What does the Health and Disability Commissioner do?

The HDC’s main role is to ensure that the rights of consumers are upheld. Once the HDC has received a complaint, it has the first right to investigate, and this can take time. If HDC decide not to investigate the complaint, the complaint will be sent back to the Board to decide if it will investigate the matter.

If the HDC feels the complaint does warrant discipline, it is forwarded to the Director of Proceedings (DP) to prosecute at the Health Practitioners Disciplinary Tribunal (HPDT). The DP is a lawyer appointed under the Health and Disability Commissioner Act 1994 who reviews the case and makes an independent decision on whether to take further action at the HDPT.

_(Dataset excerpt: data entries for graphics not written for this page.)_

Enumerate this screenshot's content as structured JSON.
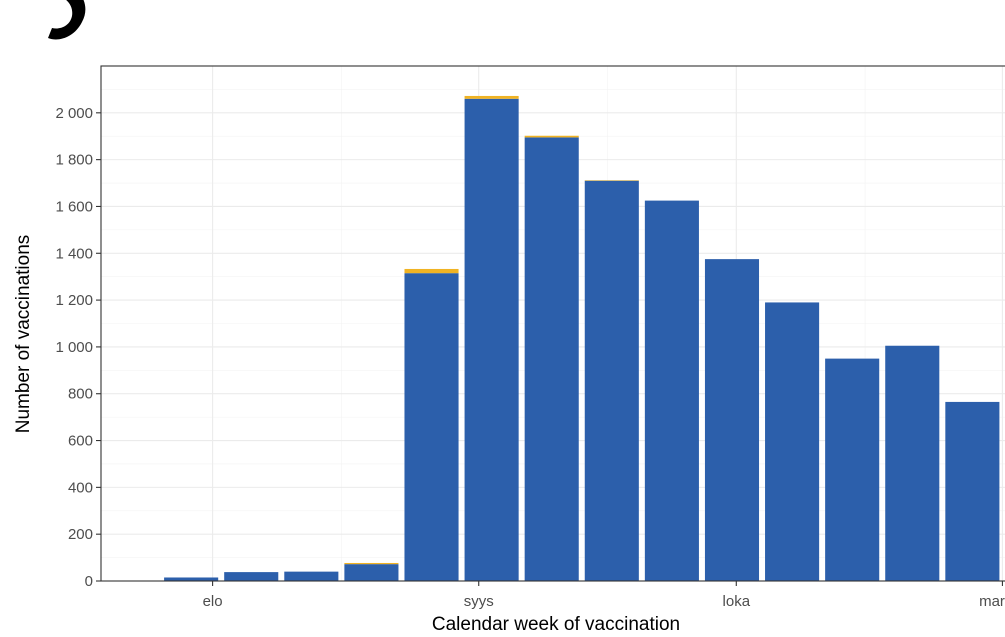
{
  "chart_data": {
    "type": "bar",
    "xlabel": "Calendar week of vaccination",
    "ylabel": "Number of vaccinations",
    "ylim": [
      0,
      2200
    ],
    "y_ticks": [
      {
        "value": 0,
        "label": "0"
      },
      {
        "value": 200,
        "label": "200"
      },
      {
        "value": 400,
        "label": "400"
      },
      {
        "value": 600,
        "label": "600"
      },
      {
        "value": 800,
        "label": "800"
      },
      {
        "value": 1000,
        "label": "1 000"
      },
      {
        "value": 1200,
        "label": "1 200"
      },
      {
        "value": 1400,
        "label": "1 400"
      },
      {
        "value": 1600,
        "label": "1 600"
      },
      {
        "value": 1800,
        "label": "1 800"
      },
      {
        "value": 2000,
        "label": "2 000"
      }
    ],
    "x_ticks": [
      {
        "date": "2021-08-01",
        "label": "elo"
      },
      {
        "date": "2021-09-01",
        "label": "syys"
      },
      {
        "date": "2021-10-01",
        "label": "loka"
      },
      {
        "date": "2021-11-01",
        "label": "marras"
      }
    ],
    "xlim": [
      "2021-07-19",
      "2021-11-02"
    ],
    "x_unit": "week start date",
    "categories": [
      "2021-07-26",
      "2021-08-02",
      "2021-08-09",
      "2021-08-16",
      "2021-08-23",
      "2021-08-30",
      "2021-09-06",
      "2021-09-13",
      "2021-09-20",
      "2021-09-27",
      "2021-10-04",
      "2021-10-11",
      "2021-10-18",
      "2021-10-25"
    ],
    "series": [
      {
        "color": "#2c5fab",
        "values": [
          15,
          38,
          40,
          72,
          1315,
          2060,
          1895,
          1710,
          1625,
          1375,
          1190,
          950,
          1005,
          765
        ]
      },
      {
        "color": "#f0b323",
        "values": [
          0,
          0,
          0,
          5,
          18,
          12,
          7,
          2,
          0,
          0,
          0,
          0,
          0,
          0
        ]
      }
    ],
    "grid": true,
    "legend": "none"
  }
}
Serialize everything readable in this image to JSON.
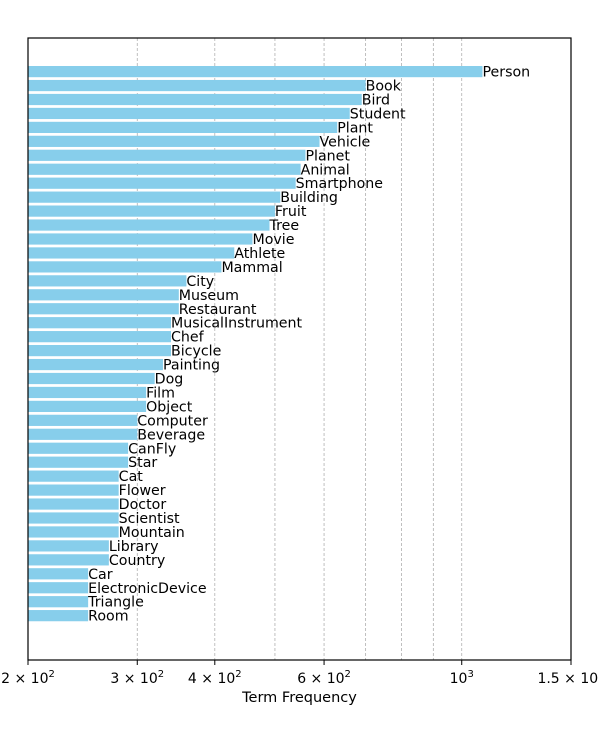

What is the Physiotherapy Board’s role?

The Board deals with cases that have been referred from the HDC, as well as the complaints that don’t concern consumer rights – e.g. ACC fraud. These can either be dismissed or referred to a Professional Conduct Committee (PCC).

What is a Professional Conduct Committee?

PCCs are independent statutory committees appointed by the Board to investigate questions over a practitioner’s conduct.

A PCC has three members (two physiotherapists and one lay member). It may investigate however it sees fit and has wide powers to receive evidence. However, due to the responsibility of ensuring natural justice, good decision-making, disclosure of information, and timeliness this process can take around a year at a minimum. It can recommend suspension of the practitioner at any time during the investigation if it believes the therapist is a serious risk of harm to the public.

Following completion of the investigation the PCC can recommend a competence review, a review of the practitioner’s health or scope of practice, a police referral, or for the Board to ‘counsel’ the therapist. The PCC can determine no further action, conciliation, or lay disciplinary charges at the HPDT.

What is the Health Practitioners Disciplinary Tribunal (HPDT)?

The HPDT is the court for health practitioners. When the Tribunal sits to hear and determine a charge, it comprises five people. The ‘sitting’ Tribunal comprises a chairperson or one of the Tribunal’s deputy chairpersons, a lay person appointed from the panel, and three health professionals appointed from the panel who are professional peers of the health practitioner who is the subject of the hearing. The Minister of Health appoints all members of the Tribunal.  

The Tribunal was created by section 84 of the Health Practitioners Competence Assurance Act 2003 – so (like PCCs) it is totally independent of the Physiotherapy Board, and this is why practitioners pay a separate Disciplinary Levy to cover the costs of PCC and HPDT hearings. The Tribunal decision can include fines, costs of proceedings (usually a percentage), suspension or cancellation of registration, name suppression (usually to safeguard the public), and impose practice conditions.